Neste momento, Roma se encontra em Brasília, finalizando o mandato de deputado federal após se licenciar para a disputa eleitoral e não vai comentar nada sobre o futuro do partido, pelo menos por enquanto. De forma discreta, ele se mantém em silêncio à espera dos próximos acontecimentos em torno de Jair Bolsonaro que possam a baixar a temperatura pós-eleição.
Fiel à cartilha bolsonarista, Roma só “desejou boa sorte” ao governador eleito da Bahia, Jerônimo Rodrigues (PT), em postagem na rede social, após Bolsonaro se pronunciar sobre a derrota para Lula, mais de 40 horas depois de encerrado o pleito.
Liderança bolsonarista
A base bolsonarista traduzida em votos garante a João Roma um apoio importante na intenção em se consolidar como principal liderança oposicionista ao governo da Bahia, colocando em risco papel até então exercido por ACM Neto (União Brasil).
Na semana passada, o ex-ministro publicou na sua conta no Twitter que é o "novo líder da oposição na Bahia".
Roma é o líder da oposição na Bahia https://t.co/LiBhAvwGnv
— João Roma (@joaoromaneto) November 2, 2022
O PL pode fazer a diferença nessa batalha por ocupação de espaço político.
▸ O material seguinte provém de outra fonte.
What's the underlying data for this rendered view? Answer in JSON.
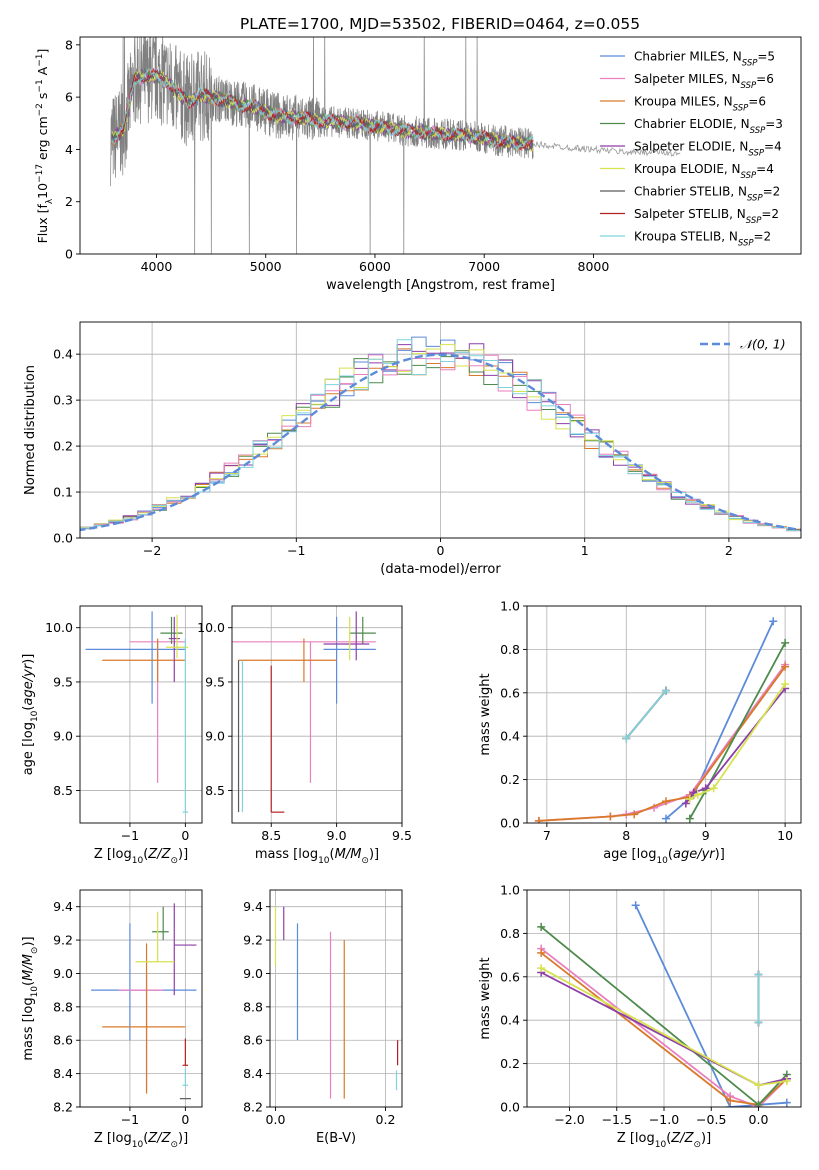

A percepção em torno de Roma é de que o partido atualmente é maior do que o DEM em 2020 (hoje União Brasil, após fusão com o PSL). O fator partidário pode incomodar, inclusive, os planos de Neto de se lançar candidato a prefeito ou manter o projeto de reeleição de Bruno Reis na capital baiana.
“A postura de Neto sempre foi imperial. Quem vai até ele agora? O que ele tem para oferecer?”, questiona uma pessoa próxima a Roma.